Philip Niles, MD, MBA; Jim Kenney, RPh, MBA; and Nicholas G. Anderson, MD, discuss the clinical and economic implications of a delay in therapy for wet AMD and DME.
Jim Kenney, RPh, MBA: What are the clinical and economic implications of a delay in therapy for wet AMD [age-related macular degeneration]? If we’ve got this step in place or a requirement to get a special approval, that obviously can delay therapy. What’s the potential long-term impact, clinical and economical, in this population?
Philip Niles, MD, MBA: The clinical and economic impacts of a delay in care for wet macular degeneration are huge and oftentimes irreversible. If a patient starts forming what we call subretinal fibrosis or scar tissue where they used to have a blood vessel, you can’t fix that. So for us, I think the key thing is having the patient come into the office once their symptoms start. That’s really the most important thing. With the advent of home monitoring tools, this might be a bit more possible going forward. Another thing I think about with delay in therapy is matching the right medication to the proper patient. For instance, right now in our field, there are some physicians who will start doing injections even if they’re not retina specialists, but they’ll only use 1 medication, as opposed to what Dr. Anderson was talking about, using all 4 medications to find the best fit for the patient. Then if that 1 medication isn’t working well for a while, then they often get referred to a retina specialist. That delay in getting to the right thing oftentimes requires them to need more treatments down the road of a more expensive medication. That tremendously increases costs, I would say. But the big thing, just like with any condition, is early detection leads to better outcomes.
Nicholas G. Anderson, MD: I think we unfortunately had a very interesting real-world trial several years ago with the advent of the COVID-19 epidemic. We saw so many patients who were not coming in for treatment, understandably. Many physicians actually closed their practices altogether. Many patients understandably were concerned about coming in, and unfortunately as the pandemic progressed and we started to see patients trickling back in who had missed some treatments, we saw many very unfortunate instances of severe hemorrhaging in the macula that resulted in permanent vision loss. And unfortunately, the patients would say, “Hey, I’m back, I’m ready to resume therapy. I’m anticipating my vision will get right back to where it was in February,” and that is just not the case. If a patient has significant progression, the majority of the time you can’t make that back again. And we tragically saw the results of that with the advent of the pandemic a few years ago.

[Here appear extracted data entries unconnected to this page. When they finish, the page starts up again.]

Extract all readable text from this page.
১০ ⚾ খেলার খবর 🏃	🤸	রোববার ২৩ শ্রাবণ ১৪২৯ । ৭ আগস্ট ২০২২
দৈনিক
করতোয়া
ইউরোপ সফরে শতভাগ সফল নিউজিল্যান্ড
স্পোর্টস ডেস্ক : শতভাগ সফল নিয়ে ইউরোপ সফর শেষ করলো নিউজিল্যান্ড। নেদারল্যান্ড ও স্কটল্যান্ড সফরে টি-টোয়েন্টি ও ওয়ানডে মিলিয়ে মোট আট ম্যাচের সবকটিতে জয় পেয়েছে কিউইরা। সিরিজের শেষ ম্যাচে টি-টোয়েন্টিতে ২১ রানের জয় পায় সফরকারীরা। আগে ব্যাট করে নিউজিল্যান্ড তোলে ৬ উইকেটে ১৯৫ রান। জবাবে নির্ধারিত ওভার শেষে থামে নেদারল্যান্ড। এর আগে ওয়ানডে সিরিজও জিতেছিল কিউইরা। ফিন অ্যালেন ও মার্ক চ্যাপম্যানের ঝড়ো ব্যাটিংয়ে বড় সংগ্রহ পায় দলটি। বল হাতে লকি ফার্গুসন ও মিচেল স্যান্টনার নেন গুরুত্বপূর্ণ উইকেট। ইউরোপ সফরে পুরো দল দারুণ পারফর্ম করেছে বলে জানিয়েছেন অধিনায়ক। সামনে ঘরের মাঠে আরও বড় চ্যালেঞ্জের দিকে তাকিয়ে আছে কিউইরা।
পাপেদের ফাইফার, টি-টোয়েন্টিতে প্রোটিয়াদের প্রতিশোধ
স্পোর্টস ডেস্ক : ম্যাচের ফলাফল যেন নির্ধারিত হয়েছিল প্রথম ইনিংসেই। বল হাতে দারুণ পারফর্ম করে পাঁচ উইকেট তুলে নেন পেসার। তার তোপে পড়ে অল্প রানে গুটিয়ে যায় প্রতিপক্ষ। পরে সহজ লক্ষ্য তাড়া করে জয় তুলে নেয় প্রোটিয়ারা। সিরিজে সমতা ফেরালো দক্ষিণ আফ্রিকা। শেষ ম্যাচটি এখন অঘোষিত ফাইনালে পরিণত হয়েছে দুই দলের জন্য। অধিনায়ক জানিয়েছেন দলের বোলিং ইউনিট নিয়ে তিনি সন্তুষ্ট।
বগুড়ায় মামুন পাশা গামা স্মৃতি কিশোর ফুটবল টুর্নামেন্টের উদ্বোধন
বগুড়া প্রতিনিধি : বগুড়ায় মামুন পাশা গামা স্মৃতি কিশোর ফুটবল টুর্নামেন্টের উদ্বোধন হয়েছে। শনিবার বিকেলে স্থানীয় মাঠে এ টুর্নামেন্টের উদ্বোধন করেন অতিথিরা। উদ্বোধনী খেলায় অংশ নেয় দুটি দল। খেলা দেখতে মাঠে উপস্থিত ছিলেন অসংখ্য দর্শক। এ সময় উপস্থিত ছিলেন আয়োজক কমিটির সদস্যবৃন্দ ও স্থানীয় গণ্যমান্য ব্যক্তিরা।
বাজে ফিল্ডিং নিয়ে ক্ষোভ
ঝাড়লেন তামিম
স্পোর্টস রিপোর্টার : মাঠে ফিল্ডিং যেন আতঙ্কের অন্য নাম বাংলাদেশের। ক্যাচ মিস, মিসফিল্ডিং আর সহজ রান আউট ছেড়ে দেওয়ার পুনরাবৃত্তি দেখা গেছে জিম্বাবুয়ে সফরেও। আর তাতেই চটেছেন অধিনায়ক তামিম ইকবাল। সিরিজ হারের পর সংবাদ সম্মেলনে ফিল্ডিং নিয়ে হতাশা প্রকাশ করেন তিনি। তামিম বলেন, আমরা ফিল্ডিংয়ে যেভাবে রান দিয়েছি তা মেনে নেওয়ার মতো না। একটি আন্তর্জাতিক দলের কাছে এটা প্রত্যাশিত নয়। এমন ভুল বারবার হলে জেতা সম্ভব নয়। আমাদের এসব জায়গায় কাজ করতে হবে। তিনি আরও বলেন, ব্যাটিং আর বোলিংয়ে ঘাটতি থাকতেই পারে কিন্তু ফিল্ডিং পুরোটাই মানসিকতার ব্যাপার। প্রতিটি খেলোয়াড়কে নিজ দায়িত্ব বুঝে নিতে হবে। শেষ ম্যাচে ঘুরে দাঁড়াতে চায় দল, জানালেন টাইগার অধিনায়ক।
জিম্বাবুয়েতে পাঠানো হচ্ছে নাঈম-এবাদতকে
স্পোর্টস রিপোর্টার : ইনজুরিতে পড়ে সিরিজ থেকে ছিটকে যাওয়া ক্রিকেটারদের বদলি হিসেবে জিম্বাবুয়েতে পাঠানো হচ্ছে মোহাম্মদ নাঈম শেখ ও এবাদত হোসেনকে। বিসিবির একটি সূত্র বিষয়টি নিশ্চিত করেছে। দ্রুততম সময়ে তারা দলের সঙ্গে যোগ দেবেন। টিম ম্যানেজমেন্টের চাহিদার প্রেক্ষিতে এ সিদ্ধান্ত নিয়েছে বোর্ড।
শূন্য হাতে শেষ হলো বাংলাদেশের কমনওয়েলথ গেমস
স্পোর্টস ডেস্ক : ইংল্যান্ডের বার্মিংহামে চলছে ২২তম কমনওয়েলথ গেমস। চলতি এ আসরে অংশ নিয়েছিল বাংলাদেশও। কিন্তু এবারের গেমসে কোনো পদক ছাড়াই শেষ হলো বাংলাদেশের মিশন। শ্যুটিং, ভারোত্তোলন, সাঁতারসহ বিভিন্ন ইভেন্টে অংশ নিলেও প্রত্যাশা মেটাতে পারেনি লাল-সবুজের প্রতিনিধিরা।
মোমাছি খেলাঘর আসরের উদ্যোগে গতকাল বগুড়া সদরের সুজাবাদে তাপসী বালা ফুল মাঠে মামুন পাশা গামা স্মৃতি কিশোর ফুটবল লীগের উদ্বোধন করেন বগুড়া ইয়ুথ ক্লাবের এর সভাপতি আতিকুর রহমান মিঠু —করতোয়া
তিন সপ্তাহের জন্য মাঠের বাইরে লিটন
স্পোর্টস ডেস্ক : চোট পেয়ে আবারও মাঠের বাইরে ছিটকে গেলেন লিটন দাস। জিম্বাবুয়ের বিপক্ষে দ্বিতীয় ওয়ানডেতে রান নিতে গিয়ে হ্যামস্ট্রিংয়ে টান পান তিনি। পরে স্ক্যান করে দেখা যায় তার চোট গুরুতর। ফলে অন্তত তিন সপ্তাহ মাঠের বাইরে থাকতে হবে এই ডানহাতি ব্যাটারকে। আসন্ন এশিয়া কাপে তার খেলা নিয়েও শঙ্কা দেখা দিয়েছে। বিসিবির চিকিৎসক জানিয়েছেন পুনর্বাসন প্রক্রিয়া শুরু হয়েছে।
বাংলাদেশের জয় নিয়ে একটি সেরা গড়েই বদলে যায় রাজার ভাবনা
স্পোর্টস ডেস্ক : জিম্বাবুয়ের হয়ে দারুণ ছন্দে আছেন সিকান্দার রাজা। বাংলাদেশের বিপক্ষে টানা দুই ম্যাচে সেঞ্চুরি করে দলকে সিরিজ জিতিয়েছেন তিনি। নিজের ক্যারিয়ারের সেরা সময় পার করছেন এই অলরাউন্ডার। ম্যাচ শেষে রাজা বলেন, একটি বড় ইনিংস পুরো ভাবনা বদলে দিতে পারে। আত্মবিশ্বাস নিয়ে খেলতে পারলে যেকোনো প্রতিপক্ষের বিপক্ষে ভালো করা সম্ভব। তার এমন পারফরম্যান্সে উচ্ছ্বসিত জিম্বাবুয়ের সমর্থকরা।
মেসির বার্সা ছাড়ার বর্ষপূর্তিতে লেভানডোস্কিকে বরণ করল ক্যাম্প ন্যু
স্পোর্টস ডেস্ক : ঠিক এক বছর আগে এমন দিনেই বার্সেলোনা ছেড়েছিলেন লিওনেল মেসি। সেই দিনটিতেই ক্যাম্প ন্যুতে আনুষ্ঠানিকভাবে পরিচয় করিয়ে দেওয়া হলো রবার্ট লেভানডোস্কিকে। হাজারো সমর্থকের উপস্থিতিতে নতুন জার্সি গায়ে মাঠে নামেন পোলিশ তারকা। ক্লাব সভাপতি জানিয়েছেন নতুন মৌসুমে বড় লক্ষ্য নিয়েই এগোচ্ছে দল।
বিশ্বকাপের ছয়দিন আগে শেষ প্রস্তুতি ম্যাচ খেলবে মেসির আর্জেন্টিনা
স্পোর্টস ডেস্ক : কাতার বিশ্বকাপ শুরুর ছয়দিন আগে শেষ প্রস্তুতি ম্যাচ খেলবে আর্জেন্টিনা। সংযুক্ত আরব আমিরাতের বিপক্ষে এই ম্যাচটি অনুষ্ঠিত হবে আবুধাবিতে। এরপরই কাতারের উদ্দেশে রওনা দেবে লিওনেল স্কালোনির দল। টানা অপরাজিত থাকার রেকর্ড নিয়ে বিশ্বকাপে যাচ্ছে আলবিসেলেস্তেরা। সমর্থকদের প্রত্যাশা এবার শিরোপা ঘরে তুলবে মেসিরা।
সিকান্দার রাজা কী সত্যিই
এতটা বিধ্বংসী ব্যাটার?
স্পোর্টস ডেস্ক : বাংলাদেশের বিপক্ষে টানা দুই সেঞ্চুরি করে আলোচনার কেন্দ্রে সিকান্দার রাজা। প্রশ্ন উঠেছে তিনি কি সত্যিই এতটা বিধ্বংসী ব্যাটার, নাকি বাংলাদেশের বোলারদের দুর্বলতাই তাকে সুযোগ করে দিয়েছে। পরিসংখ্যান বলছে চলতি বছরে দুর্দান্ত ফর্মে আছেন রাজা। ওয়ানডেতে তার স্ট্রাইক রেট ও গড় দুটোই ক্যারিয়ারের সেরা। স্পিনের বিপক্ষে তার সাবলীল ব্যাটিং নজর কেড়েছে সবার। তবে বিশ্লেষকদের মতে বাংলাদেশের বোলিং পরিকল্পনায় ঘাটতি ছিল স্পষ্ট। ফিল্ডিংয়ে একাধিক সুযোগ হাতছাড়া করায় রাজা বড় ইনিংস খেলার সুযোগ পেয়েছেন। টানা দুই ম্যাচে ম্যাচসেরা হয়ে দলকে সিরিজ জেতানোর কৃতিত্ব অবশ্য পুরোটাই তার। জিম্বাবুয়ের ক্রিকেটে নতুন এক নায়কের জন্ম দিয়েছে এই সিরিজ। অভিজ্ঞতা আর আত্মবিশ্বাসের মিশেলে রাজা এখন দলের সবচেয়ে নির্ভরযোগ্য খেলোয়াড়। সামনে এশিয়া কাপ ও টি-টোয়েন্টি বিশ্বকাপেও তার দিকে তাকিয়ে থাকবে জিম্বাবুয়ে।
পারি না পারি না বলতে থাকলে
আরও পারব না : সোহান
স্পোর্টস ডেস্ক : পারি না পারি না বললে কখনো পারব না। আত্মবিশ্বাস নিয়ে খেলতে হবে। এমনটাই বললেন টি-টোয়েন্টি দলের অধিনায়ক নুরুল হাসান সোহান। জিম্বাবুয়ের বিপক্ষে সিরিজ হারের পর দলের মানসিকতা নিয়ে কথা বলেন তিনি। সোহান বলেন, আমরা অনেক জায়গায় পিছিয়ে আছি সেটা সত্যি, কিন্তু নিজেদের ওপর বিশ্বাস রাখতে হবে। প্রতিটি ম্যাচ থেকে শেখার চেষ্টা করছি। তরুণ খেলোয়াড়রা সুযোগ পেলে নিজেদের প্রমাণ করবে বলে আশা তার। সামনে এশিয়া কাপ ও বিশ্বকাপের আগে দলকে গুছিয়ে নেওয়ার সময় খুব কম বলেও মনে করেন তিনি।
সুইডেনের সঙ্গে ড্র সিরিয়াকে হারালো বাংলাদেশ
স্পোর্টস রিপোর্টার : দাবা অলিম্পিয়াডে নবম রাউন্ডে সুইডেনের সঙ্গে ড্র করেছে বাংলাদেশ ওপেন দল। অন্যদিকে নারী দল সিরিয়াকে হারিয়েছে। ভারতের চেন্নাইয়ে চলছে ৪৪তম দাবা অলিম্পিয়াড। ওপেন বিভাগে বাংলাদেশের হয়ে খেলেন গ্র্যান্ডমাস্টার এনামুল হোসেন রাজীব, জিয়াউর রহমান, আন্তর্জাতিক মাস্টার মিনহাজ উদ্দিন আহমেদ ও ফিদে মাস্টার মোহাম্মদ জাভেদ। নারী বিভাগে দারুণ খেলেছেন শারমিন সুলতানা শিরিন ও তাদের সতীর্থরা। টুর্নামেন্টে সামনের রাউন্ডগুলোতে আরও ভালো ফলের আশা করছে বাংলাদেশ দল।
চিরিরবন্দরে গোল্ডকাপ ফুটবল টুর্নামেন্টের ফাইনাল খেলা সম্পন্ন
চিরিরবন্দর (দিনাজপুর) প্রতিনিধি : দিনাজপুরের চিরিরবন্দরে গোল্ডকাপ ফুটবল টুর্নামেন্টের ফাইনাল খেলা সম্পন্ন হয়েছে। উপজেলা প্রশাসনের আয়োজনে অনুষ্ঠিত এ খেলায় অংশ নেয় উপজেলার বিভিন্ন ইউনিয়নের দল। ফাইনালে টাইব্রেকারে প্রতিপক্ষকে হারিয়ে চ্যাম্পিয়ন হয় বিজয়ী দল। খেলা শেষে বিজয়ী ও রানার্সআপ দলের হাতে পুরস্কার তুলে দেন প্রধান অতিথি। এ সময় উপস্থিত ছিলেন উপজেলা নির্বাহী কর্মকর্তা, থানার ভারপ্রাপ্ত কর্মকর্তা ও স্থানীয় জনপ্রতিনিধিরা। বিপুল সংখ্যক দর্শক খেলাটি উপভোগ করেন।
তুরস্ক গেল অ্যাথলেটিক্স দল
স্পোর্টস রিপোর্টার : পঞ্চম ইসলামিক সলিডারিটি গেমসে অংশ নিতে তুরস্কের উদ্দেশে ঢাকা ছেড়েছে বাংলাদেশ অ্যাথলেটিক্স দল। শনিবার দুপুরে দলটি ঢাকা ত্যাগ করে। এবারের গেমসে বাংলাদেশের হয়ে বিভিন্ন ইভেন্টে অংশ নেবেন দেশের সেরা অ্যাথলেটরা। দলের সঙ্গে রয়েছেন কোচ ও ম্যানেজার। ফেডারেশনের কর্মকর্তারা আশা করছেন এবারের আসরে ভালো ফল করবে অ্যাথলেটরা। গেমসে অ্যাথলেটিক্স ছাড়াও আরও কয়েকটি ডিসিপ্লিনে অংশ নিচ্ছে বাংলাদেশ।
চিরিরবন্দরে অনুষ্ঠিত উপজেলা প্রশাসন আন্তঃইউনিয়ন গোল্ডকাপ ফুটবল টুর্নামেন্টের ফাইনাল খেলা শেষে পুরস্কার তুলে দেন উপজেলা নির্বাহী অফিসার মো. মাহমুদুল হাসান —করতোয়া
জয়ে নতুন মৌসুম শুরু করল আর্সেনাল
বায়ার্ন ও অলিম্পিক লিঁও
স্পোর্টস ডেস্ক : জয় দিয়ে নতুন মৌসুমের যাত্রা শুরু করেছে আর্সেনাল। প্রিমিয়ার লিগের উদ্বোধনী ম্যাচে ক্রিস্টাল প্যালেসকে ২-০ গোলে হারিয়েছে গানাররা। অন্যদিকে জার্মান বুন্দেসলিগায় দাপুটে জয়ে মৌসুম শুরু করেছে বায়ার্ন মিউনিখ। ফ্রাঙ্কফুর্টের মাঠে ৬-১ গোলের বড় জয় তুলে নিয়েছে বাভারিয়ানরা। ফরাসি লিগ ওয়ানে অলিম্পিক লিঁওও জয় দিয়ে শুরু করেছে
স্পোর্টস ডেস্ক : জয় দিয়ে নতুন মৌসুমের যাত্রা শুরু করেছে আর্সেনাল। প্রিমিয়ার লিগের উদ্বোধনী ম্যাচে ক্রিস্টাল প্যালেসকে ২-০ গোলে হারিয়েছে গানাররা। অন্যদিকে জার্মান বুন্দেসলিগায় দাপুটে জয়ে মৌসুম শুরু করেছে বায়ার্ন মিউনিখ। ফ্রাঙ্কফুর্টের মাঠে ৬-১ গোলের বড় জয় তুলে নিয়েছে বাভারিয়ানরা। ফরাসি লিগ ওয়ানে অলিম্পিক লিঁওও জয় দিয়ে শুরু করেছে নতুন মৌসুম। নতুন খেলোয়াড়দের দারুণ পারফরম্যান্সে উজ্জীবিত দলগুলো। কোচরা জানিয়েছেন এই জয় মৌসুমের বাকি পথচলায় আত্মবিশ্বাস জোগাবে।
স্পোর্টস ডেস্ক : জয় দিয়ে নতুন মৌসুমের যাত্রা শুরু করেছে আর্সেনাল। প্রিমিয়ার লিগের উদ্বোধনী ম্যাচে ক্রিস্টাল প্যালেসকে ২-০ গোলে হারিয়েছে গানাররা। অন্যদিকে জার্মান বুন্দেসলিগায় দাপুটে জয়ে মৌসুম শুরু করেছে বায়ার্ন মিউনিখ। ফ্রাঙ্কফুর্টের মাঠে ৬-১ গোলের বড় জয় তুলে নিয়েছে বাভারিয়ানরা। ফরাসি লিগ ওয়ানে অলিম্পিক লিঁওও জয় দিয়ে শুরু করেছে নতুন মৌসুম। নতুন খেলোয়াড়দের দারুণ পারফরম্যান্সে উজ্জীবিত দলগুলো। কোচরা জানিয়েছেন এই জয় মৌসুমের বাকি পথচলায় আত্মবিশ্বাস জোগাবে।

Philip Niles, MD, MBA: It hurts to see that, doesn’t it?
Nicholas G. Anderson, MD: It’s very painful. It’s very painful.
Jim Kenney, RPh, MBA: We saw that across the industry. You saw the significant reduction in expense at the health plan level, which generated some reimbursement of premiums per the medical loss ratio requirements of the ACA [Affordable Care Act]. So clearly the plans weren’t spending money on patient treatments because the patients couldn’t get in to get treated. And that was broadly across all different indications. We hear that in the oncology space, a lot of significant oncology progression in patients who weren’t able to get in for treatment. I think that’s a great point, and something you can see and document, the progression in patients who were treated regularly and then you stop treatment. You can really appreciate the loss of vision when that happens.
Nicholas G. Anderson, MD: We certainly don’t want to be penny-wise and pound-foolish, but what we see, not uncommonly, especially in the patients with diabetic macular edema, for example, is if they’re not being treated adequately, then the vision starts to get worse. Oftentimes we’ll get to the point where they can no longer draw up their insulin or administer their insulin appropriately. So the loss of vision that we see due to inadequate treatment leads to worsening systemic health outcomes. It tends to feed itself, unfortunately.
Jim Kenney, RPh, MBA: This was a great conversation.